Adding Pioglitazone Could Improve Molecular Response in CML Patients

January 5, 2017

A small preliminary study showed that adding pioglitazone to imatinib therapy might have a favorable impact on residual disease in chronic myeloid leukemia, as measured by conversion to molecular response 4.5.

A small preliminary study showed that adding pioglitazone to imatinib therapy might have a favorable impact on residual disease in chronic myeloid leukemia (CML), as measured by conversion to molecular response 4.5 (MR4.5).

“Residual CML disease remains detectable above the level of MR4.5 in 40% to 90% of patients in spite of sustained imatinib therapy,” wrote study authors led by Philippe Rousselot, MD, PhD, of Hôpital André Mignot in Le Chesnay, France. Recent preclinical work has shown that PPAR-γ agonists such as pioglitazone can erode the CML leukemia stem cell pool, potentially sensitizing quiescent CML stem cells to imatinib.

The new study was a phase II trial including 24 patients with CML; all patients had been treated with the tyrosine kinase inhibitor (TKI) imatinib for at least 2 years at a stable daily dose and had achieved a major molecular response (MMR), but not MR4.5 (defined as BCR-ABL/ABL1IS RNA levels at or below 0.0032%). Patients received pioglitazone at a dose of 30 to 45 mg/day along with imatinib. The results were published online ahead of print in Cancer.

During a 12-month follow-up period, 13 patients (54%) achieved MR4.5. Of 13 patients who began the study in MMR but not in MR4, four (30.7%) achieved MR4.5 by 12 months. At the 12-month mark, seven patients (29.1%) remained in MR4.5 while six patients had BCR-ABL1 fluctuations around that level.

Twenty-three of the 24 patients were followed long-term as well (median period of 5.1 years); one patient died of multiple myeloma diagnosed 4.5 years after inclusion in this study. At 48 months from inclusion in the trial, 14 patients (58.3%) maintained MR4.5. Further, of 17 patients who never switched to a different TKI, 15 reached MR4.5 by 48 months after pioglitazone treatment; this included patients who were nonresponders at the 12-month point.

The addition of pioglitazone was generally well tolerated; there were no cases of bladder carcinoma, and only one grade 3 adverse event (hypokalemia) was recorded.
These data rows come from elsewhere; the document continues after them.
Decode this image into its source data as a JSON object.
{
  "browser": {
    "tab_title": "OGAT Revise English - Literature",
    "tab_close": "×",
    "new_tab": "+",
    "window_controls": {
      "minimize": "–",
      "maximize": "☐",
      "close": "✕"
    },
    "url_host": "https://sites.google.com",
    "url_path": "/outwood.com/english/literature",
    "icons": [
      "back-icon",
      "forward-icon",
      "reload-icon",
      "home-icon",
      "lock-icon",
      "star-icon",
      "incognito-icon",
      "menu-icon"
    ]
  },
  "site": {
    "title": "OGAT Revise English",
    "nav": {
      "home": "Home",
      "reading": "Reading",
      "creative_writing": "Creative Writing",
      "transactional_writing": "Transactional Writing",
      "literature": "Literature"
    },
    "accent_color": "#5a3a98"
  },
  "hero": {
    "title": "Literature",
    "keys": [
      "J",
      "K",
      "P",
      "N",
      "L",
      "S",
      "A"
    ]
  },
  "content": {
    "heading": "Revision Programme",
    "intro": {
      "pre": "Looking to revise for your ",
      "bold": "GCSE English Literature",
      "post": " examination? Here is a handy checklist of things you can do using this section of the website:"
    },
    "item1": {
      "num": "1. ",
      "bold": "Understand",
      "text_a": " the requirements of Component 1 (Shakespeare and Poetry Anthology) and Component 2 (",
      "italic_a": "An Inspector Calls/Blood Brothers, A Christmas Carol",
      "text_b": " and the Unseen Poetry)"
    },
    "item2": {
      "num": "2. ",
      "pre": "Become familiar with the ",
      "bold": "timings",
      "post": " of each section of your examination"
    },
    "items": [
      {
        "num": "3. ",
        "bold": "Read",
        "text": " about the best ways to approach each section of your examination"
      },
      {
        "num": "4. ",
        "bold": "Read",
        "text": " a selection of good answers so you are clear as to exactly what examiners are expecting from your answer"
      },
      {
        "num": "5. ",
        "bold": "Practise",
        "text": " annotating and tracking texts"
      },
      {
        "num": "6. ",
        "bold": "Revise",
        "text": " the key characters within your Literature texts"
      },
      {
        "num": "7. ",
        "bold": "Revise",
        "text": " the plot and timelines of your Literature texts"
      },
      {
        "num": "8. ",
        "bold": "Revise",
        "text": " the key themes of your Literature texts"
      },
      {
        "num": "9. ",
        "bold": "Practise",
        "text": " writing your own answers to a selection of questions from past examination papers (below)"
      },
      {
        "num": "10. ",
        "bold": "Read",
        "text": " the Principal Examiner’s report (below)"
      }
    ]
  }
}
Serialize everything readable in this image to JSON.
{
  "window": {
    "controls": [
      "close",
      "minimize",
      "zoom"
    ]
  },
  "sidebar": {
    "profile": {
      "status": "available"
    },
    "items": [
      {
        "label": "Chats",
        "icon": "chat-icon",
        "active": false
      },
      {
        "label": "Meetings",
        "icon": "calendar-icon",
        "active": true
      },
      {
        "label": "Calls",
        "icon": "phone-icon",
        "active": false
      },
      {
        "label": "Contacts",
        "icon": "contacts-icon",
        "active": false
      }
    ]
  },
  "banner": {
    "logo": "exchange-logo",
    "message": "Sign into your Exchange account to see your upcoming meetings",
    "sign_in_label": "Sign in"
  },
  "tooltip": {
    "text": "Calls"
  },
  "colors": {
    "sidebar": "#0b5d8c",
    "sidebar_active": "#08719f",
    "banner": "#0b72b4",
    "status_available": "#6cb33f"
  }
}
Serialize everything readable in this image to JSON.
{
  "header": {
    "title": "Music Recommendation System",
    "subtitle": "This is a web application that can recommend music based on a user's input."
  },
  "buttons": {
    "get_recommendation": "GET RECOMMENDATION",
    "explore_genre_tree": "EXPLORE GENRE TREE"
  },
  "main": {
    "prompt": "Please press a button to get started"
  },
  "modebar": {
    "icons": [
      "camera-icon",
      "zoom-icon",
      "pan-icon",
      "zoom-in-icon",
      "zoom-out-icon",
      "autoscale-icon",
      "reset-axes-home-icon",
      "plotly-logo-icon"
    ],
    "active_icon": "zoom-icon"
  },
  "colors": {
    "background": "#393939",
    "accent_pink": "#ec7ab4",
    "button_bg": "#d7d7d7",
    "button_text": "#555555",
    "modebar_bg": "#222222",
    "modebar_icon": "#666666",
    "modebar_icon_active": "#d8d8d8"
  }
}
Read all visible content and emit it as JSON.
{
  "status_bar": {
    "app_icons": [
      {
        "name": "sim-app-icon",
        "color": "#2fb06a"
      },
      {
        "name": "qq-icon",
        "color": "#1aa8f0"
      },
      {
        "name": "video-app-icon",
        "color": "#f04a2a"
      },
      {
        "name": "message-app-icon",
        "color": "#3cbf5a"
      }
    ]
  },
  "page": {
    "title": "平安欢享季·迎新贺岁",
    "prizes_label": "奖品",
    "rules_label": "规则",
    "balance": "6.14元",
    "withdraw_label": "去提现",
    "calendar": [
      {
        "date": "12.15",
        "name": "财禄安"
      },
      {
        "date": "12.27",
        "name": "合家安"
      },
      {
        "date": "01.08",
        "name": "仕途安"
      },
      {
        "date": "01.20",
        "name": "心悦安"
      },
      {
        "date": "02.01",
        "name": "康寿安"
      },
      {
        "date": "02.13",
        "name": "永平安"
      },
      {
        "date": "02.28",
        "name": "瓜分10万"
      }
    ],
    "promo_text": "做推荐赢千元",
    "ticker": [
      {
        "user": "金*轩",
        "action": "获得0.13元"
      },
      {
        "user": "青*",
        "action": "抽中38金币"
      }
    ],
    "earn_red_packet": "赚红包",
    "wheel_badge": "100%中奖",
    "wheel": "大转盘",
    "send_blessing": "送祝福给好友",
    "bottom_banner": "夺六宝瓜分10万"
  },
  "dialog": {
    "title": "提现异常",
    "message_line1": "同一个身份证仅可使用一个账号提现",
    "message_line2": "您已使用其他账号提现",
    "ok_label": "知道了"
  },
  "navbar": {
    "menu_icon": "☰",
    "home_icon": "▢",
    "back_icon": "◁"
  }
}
Though the authors noted this would require a prospective trial to firmly evaluate, they also compared these results with an estimated rate of MMR-to-MR4.5 conversion in a parallel cohort of CML patients treated with imatinib alone. The cumulative incidence of MR4.5 conversions over a 12-month period in this group was estimated at 23%, well below the rate seen in this trial.

The authors concluded that the results suggest “pioglitazone together with imatinib increases the proportion of CML patients who achieve MR4.5, further suggesting that the ability of PPAR-γ agonists to erode the CML stem cell pool may be of clinical benefit for CML patients.”